Wiji thukul merupakan catatan kaki dari buku besar sejarah Republik ini, di bab Orde Baru terselip namanya sebagai tokoh yang terlupakan, buku sejarah ini hanya menepatkan namanya dengan tulisan kecil di bawah lembar halaman.

Ada informasi penting yang selalu di kaitkan dengan catatan kaki dan Tukul merupakan sosok penting dari arus demokratisasi di indonesia, bersama dengan orang orang yang senasib dengannya, yaitu mereka yang hanya memperjuangkan kebebasan tanpa bisa menikmati kerja keras mereka yang penuh dengan taruhan nyawa. Mereka yang adalah korban penghilangan paksa oleh rezim Orde Baru.
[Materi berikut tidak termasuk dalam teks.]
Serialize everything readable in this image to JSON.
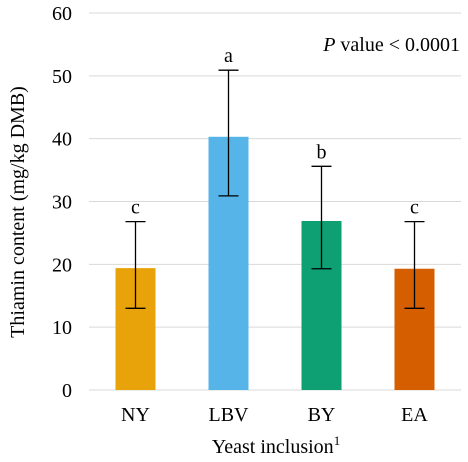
{
  "chart_data": {
    "type": "bar",
    "title": "",
    "xlabel": "Yeast inclusion",
    "xlabel_superscript": "1",
    "ylabel": "Thiamin content (mg/kg DMB)",
    "ylim": [
      0,
      60
    ],
    "yticks": [
      0,
      10,
      20,
      30,
      40,
      50,
      60
    ],
    "grid": true,
    "categories": [
      "NY",
      "LBV",
      "BY",
      "EA"
    ],
    "values": [
      19.4,
      40.3,
      26.9,
      19.3
    ],
    "error_low": [
      13.0,
      30.9,
      19.3,
      13.0
    ],
    "error_high": [
      26.8,
      50.9,
      35.6,
      26.8
    ],
    "significance_letters": [
      "c",
      "a",
      "b",
      "c"
    ],
    "colors": [
      "#E8A20A",
      "#56B4E9",
      "#0E9F73",
      "#D55E00"
    ],
    "annotation": {
      "p_symbol": "P",
      "p_text": " value < 0.0001"
    }
  }
}
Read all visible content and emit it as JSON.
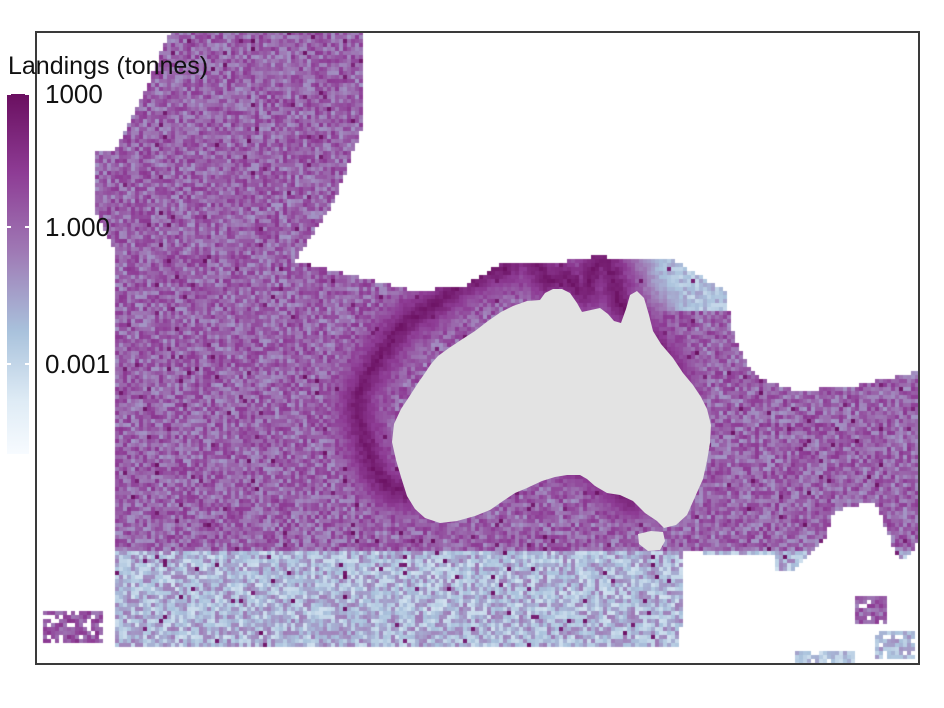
{
  "legend": {
    "title": "Landings (tonnes)",
    "ticks": [
      {
        "label": "1000",
        "level": 1.0
      },
      {
        "label": "1.000",
        "level": 0.63
      },
      {
        "label": "0.001",
        "level": 0.25
      }
    ],
    "scale_low_color": "#f7fbff",
    "scale_high_color": "#6a0f60"
  },
  "map": {
    "region": "Australia",
    "landmass_color": "#e3e3e3",
    "background_color": "#ffffff",
    "frame_color": "#3a3a3a"
  }
}
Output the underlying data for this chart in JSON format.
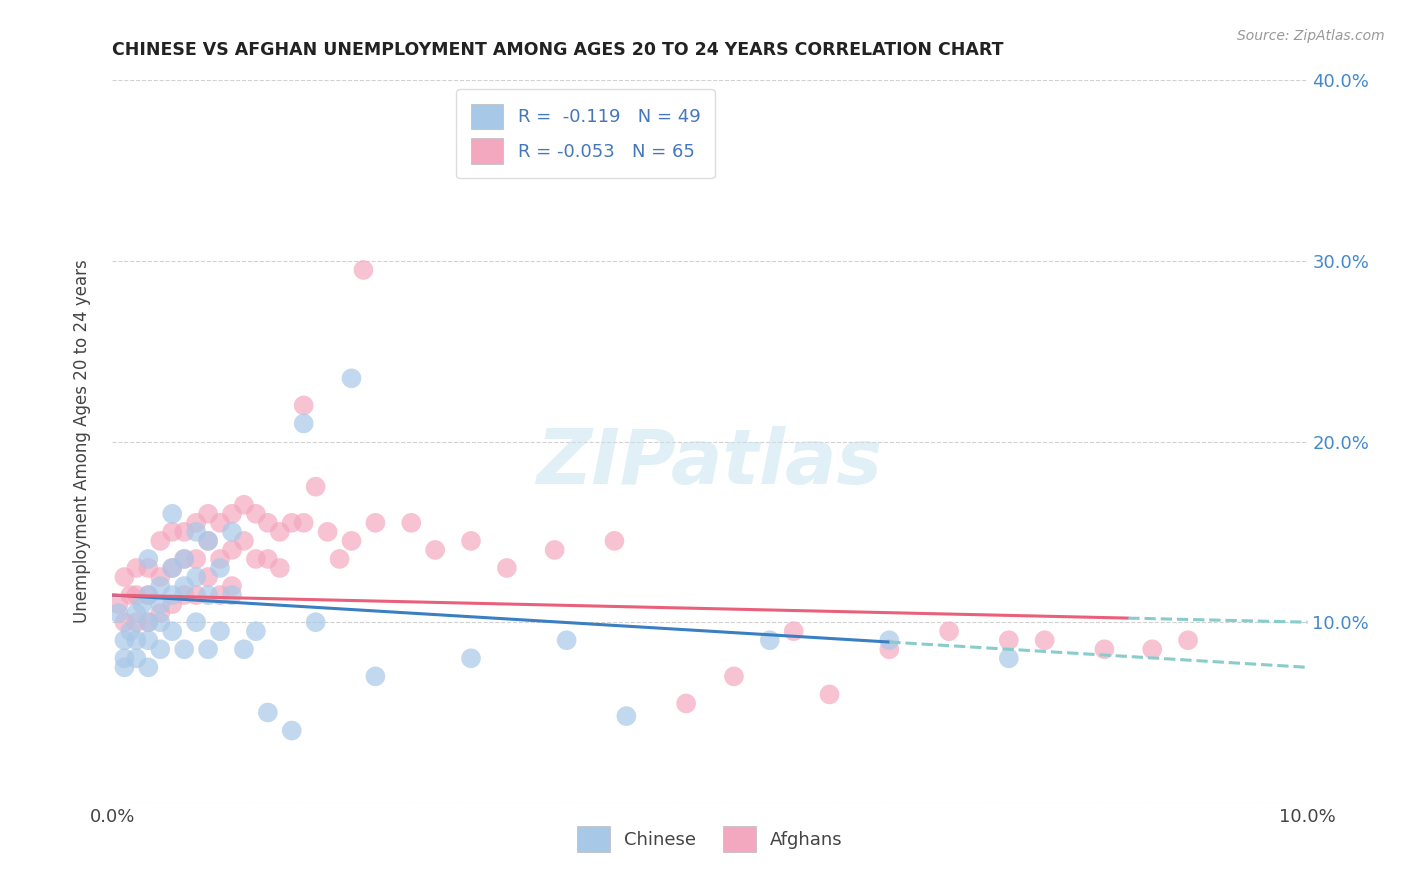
{
  "title": "CHINESE VS AFGHAN UNEMPLOYMENT AMONG AGES 20 TO 24 YEARS CORRELATION CHART",
  "source": "Source: ZipAtlas.com",
  "ylabel": "Unemployment Among Ages 20 to 24 years",
  "xlim": [
    0.0,
    0.1
  ],
  "ylim": [
    0.0,
    0.4
  ],
  "chinese_R": "-0.119",
  "chinese_N": "49",
  "afghan_R": "-0.053",
  "afghan_N": "65",
  "chinese_color": "#a8c8e8",
  "afghan_color": "#f4a8c0",
  "chinese_line_color": "#3a7fc1",
  "afghan_line_color": "#e8607a",
  "teal_dash_color": "#88cccc",
  "background_color": "#ffffff",
  "grid_color": "#cccccc",
  "title_color": "#222222",
  "label_color": "#444444",
  "right_axis_color": "#4488cc",
  "legend_text_color": "#4477bb",
  "chinese_x": [
    0.0005,
    0.001,
    0.001,
    0.001,
    0.0015,
    0.002,
    0.002,
    0.002,
    0.0025,
    0.003,
    0.003,
    0.003,
    0.003,
    0.003,
    0.004,
    0.004,
    0.004,
    0.004,
    0.005,
    0.005,
    0.005,
    0.005,
    0.006,
    0.006,
    0.006,
    0.007,
    0.007,
    0.007,
    0.008,
    0.008,
    0.008,
    0.009,
    0.009,
    0.01,
    0.01,
    0.011,
    0.012,
    0.013,
    0.015,
    0.016,
    0.017,
    0.02,
    0.022,
    0.03,
    0.038,
    0.043,
    0.055,
    0.065,
    0.075
  ],
  "chinese_y": [
    0.105,
    0.09,
    0.08,
    0.075,
    0.095,
    0.105,
    0.09,
    0.08,
    0.11,
    0.135,
    0.115,
    0.1,
    0.09,
    0.075,
    0.12,
    0.11,
    0.1,
    0.085,
    0.16,
    0.13,
    0.115,
    0.095,
    0.135,
    0.12,
    0.085,
    0.15,
    0.125,
    0.1,
    0.145,
    0.115,
    0.085,
    0.13,
    0.095,
    0.15,
    0.115,
    0.085,
    0.095,
    0.05,
    0.04,
    0.21,
    0.1,
    0.235,
    0.07,
    0.08,
    0.09,
    0.048,
    0.09,
    0.09,
    0.08
  ],
  "afghan_x": [
    0.0005,
    0.001,
    0.001,
    0.0015,
    0.002,
    0.002,
    0.002,
    0.003,
    0.003,
    0.003,
    0.004,
    0.004,
    0.004,
    0.005,
    0.005,
    0.005,
    0.006,
    0.006,
    0.006,
    0.007,
    0.007,
    0.007,
    0.008,
    0.008,
    0.008,
    0.009,
    0.009,
    0.009,
    0.01,
    0.01,
    0.01,
    0.011,
    0.011,
    0.012,
    0.012,
    0.013,
    0.013,
    0.014,
    0.014,
    0.015,
    0.016,
    0.016,
    0.017,
    0.018,
    0.019,
    0.02,
    0.021,
    0.022,
    0.025,
    0.027,
    0.03,
    0.033,
    0.037,
    0.042,
    0.048,
    0.052,
    0.057,
    0.06,
    0.065,
    0.07,
    0.075,
    0.078,
    0.083,
    0.087,
    0.09
  ],
  "afghan_y": [
    0.11,
    0.125,
    0.1,
    0.115,
    0.13,
    0.115,
    0.1,
    0.13,
    0.115,
    0.1,
    0.145,
    0.125,
    0.105,
    0.15,
    0.13,
    0.11,
    0.15,
    0.135,
    0.115,
    0.155,
    0.135,
    0.115,
    0.16,
    0.145,
    0.125,
    0.155,
    0.135,
    0.115,
    0.16,
    0.14,
    0.12,
    0.165,
    0.145,
    0.16,
    0.135,
    0.155,
    0.135,
    0.15,
    0.13,
    0.155,
    0.22,
    0.155,
    0.175,
    0.15,
    0.135,
    0.145,
    0.295,
    0.155,
    0.155,
    0.14,
    0.145,
    0.13,
    0.14,
    0.145,
    0.055,
    0.07,
    0.095,
    0.06,
    0.085,
    0.095,
    0.09,
    0.09,
    0.085,
    0.085,
    0.09
  ]
}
Kini 15 tahun setelah jatuhnya rezim Soeharto, arus demokratisasi semakin menjamur di negeri ini, sentralisasi diganti dengan desentralisasi, pemimpin dibatasi masanya, kebebasan semakin diberi peluangnya, militer dikerdilkan kuasanya terhadap sipil, rakyat semakin bebas ber ekspresi dan ternyata keadilan masih jauh dari sasaran, musuh baru ternyata tidak ada, korupsi dan kolusi serta nepotisme yang merupakan warisan orde baru masih menghisasi wajah birokrasi negeri ini. Bedanya kini rakyat tidak lagi di kekang oleh senapan di jidat dan aktivis yang dulu berjuang di bawah tanah dan di bakar oleh terik matahari, beberapa kini telah berjuang di bawah sejuknya pendingin ruangan bersama para wakil rakyat.


Semoga yang korup-korup
segera lenyap dari Republuk ini,,!!!!